Deux ans après l’arrivée de Marisol Touraine au ministère de la Santé, voilà une polémique qui pourrait lui gâcher cet anniversaire... La dernière version du projet de décret révisant le contenu des contrats dits "responsables et solidaires" des complémentaires fait en effet bondir les syndicats de spécialistes libéraux. Il s’agit de savoir ce que les complémentaires rembourseront demain des dépassements du secteur 2 et notamment quelle différence sera faite entre ceux qui ont adhéré au contrat d’accès aux soins (CAS) et les autres qui ont refusé d’adhérer à cette option à dépassements maîtrisés.

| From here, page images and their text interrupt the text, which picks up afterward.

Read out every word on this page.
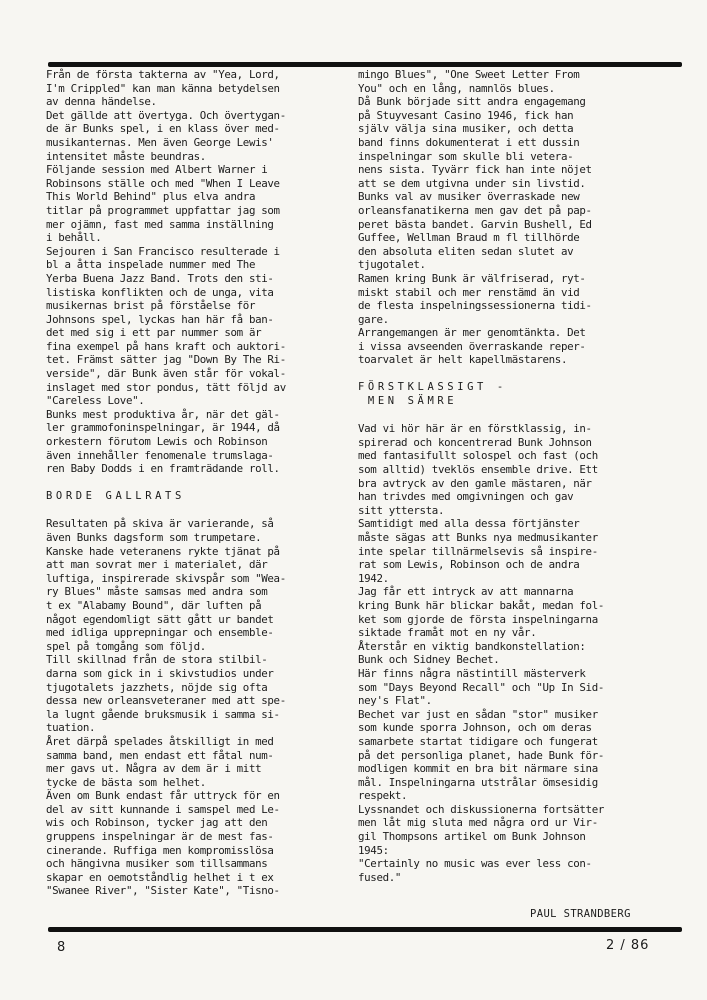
Från de första takterna av "Yea, Lord,
I'm Crippled" kan man känna betydelsen
av denna händelse.
Det gällde att övertyga. Och övertygan-
de är Bunks spel, i en klass över med-
musikanternas. Men även George Lewis'
intensitet måste beundras.
Följande session med Albert Warner i
Robinsons ställe och med "When I Leave
This World Behind" plus elva andra
titlar på programmet uppfattar jag som
mer ojämn, fast med samma inställning
i behåll.
Sejouren i San Francisco resulterade i
bl a åtta inspelade nummer med The
Yerba Buena Jazz Band. Trots den sti-
listiska konflikten och de unga, vita
musikernas brist på förståelse för
Johnsons spel, lyckas han här få ban-
det med sig i ett par nummer som är
fina exempel på hans kraft och auktori-
tet. Främst sätter jag "Down By The Ri-
verside", där Bunk även står för vokal-
inslaget med stor pondus, tätt följd av
"Careless Love".
Bunks mest produktiva år, när det gäl-
ler grammofoninspelningar, är 1944, då
orkestern förutom Lewis och Robinson
även innehåller fenomenale trumslaga-
ren Baby Dodds i en framträdande roll.
BORDE GALLRATS
Resultaten på skiva är varierande, så
även Bunks dagsform som trumpetare.
Kanske hade veteranens rykte tjänat på
att man sovrat mer i materialet, där
luftiga, inspirerade skivspår som "Wea-
ry Blues" måste samsas med andra som
t ex "Alabamy Bound", där luften på
något egendomligt sätt gått ur bandet
med idliga upprepningar och ensemble-
spel på tomgång som följd.
Till skillnad från de stora stilbil-
darna som gick in i skivstudios under
tjugotalets jazzhets, nöjde sig ofta
dessa new orleansveteraner med att spe-
la lugnt gående bruksmusik i samma si-
tuation.
Året därpå spelades åtskilligt in med
samma band, men endast ett fåtal num-
mer gavs ut. Några av dem är i mitt
tycke de bästa som helhet.
Även om Bunk endast får uttryck för en
del av sitt kunnande i samspel med Le-
wis och Robinson, tycker jag att den
gruppens inspelningar är de mest fas-
cinerande. Ruffiga men kompromisslösa
och hängivna musiker som tillsammans
skapar en oemotståndlig helhet i t ex
"Swanee River", "Sister Kate", "Tisno-
mingo Blues", "One Sweet Letter From
You" och en lång, namnlös blues.
Då Bunk började sitt andra engagemang
på Stuyvesant Casino 1946, fick han
själv välja sina musiker, och detta
band finns dokumenterat i ett dussin
inspelningar som skulle bli vetera-
nens sista. Tyvärr fick han inte nöjet
att se dem utgivna under sin livstid.
Bunks val av musiker överraskade new
orleansfanatikerna men gav det på pap-
peret bästa bandet. Garvin Bushell, Ed
Guffee, Wellman Braud m fl tillhörde
den absoluta eliten sedan slutet av
tjugotalet.
Ramen kring Bunk är välfriserad, ryt-
miskt stabil och mer renstämd än vid
de flesta inspelningssessionerna tidi-
gare.
Arrangemangen är mer genomtänkta. Det
i vissa avseenden överraskande reper-
toarvalet är helt kapellmästarens.
FÖRSTKLASSIGT -
MEN SÄMRE
Vad vi hör här är en förstklassig, in-
spirerad och koncentrerad Bunk Johnson
med fantasifullt solospel och fast (och
som alltid) tveklös ensemble drive. Ett
bra avtryck av den gamle mästaren, när
han trivdes med omgivningen och gav
sitt yttersta.
Samtidigt med alla dessa förtjänster
måste sägas att Bunks nya medmusikanter
inte spelar tillnärmelsevis så inspire-
rat som Lewis, Robinson och de andra
1942.
Jag får ett intryck av att mannarna
kring Bunk här blickar bakåt, medan fol-
ket som gjorde de första inspelningarna
siktade framåt mot en ny vår.
Återstår en viktig bandkonstellation:
Bunk och Sidney Bechet.
Här finns några nästintill mästerverk
som "Days Beyond Recall" och "Up In Sid-
ney's Flat".
Bechet var just en sådan "stor" musiker
som kunde sporra Johnson, och om deras
samarbete startat tidigare och fungerat
på det personliga planet, hade Bunk för-
modligen kommit en bra bit närmare sina
mål. Inspelningarna utstrålar ömsesidig
respekt.
Lyssnandet och diskussionerna fortsätter
men låt mig sluta med några ord ur Vir-
gil Thompsons artikel om Bunk Johnson
1945:
"Certainly no music was ever less con-
fused."
PAUL STRANDBERG
8	2 / 86
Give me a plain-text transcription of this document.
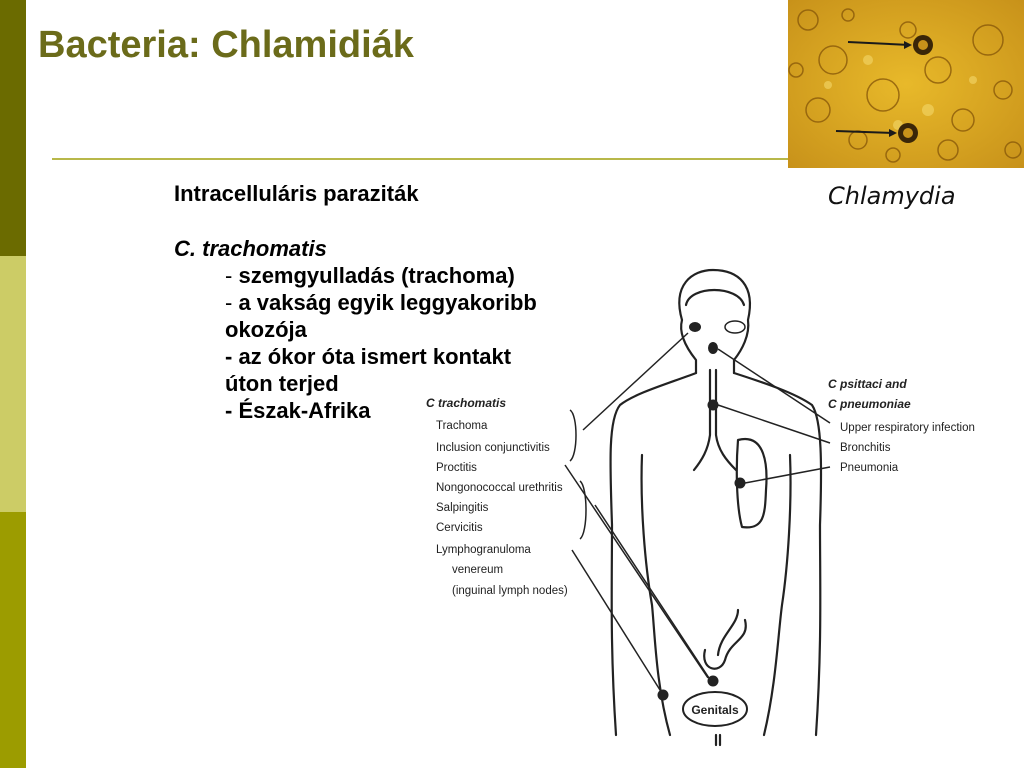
Bacteria: Chlamidiák
Chlamydia
Intracelluláris paraziták
C. trachomatis
- szemgyulladás (trachoma)
- a vakság egyik leggyakoribb okozója
- az ókor óta ismert kontakt úton terjed
- Észak-Afrika	C trachomatis
Trachoma
Inclusion conjunctivitis
Proctitis
Nongonococcal urethritis
Salpingitis
Cervicitis
Lymphogranuloma
venereum
(inguinal lymph nodes)
C psittaci and
C pneumoniae
Upper respiratory infection
Bronchitis
Pneumonia
Genitals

Dans le cadre des contrats "responsables" (pour lesquels les mutuelles bénéficient d'une fiscalité allégée), le projet de décret prévoit ainsi qu'elles ne prennent en charge que les dépassements inférieurs à 100% du tarif Sécu (125% dans un premier temps, en 2015 et 2016) en secteur 2, mais cette limite en s’appliquerait pas pour les signataires du Contrat d’accès aux soins. Le problème est que le texte actuel se contente de permettre aux complémentaires de prendre en charge les dépassements des médecins adhérant au CAS, mais sans les obliger à les inclure dans leurs "contrats responsables". Autrement dit, en l’état actuel du texte, dans le cadre des "contrats responsables", la prise en charge intégrale des dépassements ne serait pas automatique.
CSMF et SML montent au créneau contre le projet de décret
A la CSMF, cheville ouvrière de l’avenant n° 8 d’octobre 2012 qui a instauré le CAS, les spécialistes crient à la trahison. L’UMESPE estime que le gouvernement "ne va pas au bout de son engagement" et exige qu’il "revoie sa copie de toute urgence afin de respecter sa parole au regard des médecins signataires du CAS qui s’interrogent –à juste titre- sur la poursuite de leur engagement contractuel." Il faut, martèle la branche spécialistes de la CSMF que "les complémentaires santé soient clairement incitées, par le biais des contrats responsables, à solvabiliser les compléments d’honoraires maîtrisés dans ce cadre".
Même analyse chez AOC-CSMF qui regroupe les médecins de cliniques exerçant en plateau technique lourd : "’il est inacceptable d’offrir cet avantage fiscal sans contraindre les assurances complémentaires à honorer leur signature de l’avenant 8. Si un tel texte était promulgué, il signifierait la fin de la volonté du gouvernement de favoriser l’accès aux soins de nos patients par une maîtrise responsable des compléments d’honoraires et par une bonne couverture complémentaire. La parole gouvernementale et la signature de l’UNOCAM seraient totalement décrédibilisées par une telle reculade, " souligne Michel Lévy, président d’AOC-CSMF.
Du côté du SML, on analyse le projet de décret sur les "contrats responsables" de façon encore plus négative. A lire le communiqué du syndicat de Roger Rua, il ne s’agirait de rien moins que de chercher à "interdire aux Complémentaires toutes possibilités de prise en charge des compléments d’honoraires en dehors du CAS." Et le communiqué du SML d’argumenter : "Sous prétexte de limiter le reste à charge des patients et de leur permettre d’être mieux remboursés le gouvernement a donc souhaité annihiler toutes velléités libérales." Au SML, qui a pris depuis longtemps ses distances avec le CAS, on estime que cet épisode conforte les analyses de ces derniers mois : "le SML réaffirme donc haut et fort que non seulement les CAS ne résolvent pas la paupérisation des confrères du secteur 1, mais qu’ils sont surtout les fossoyeurs du secteur 2."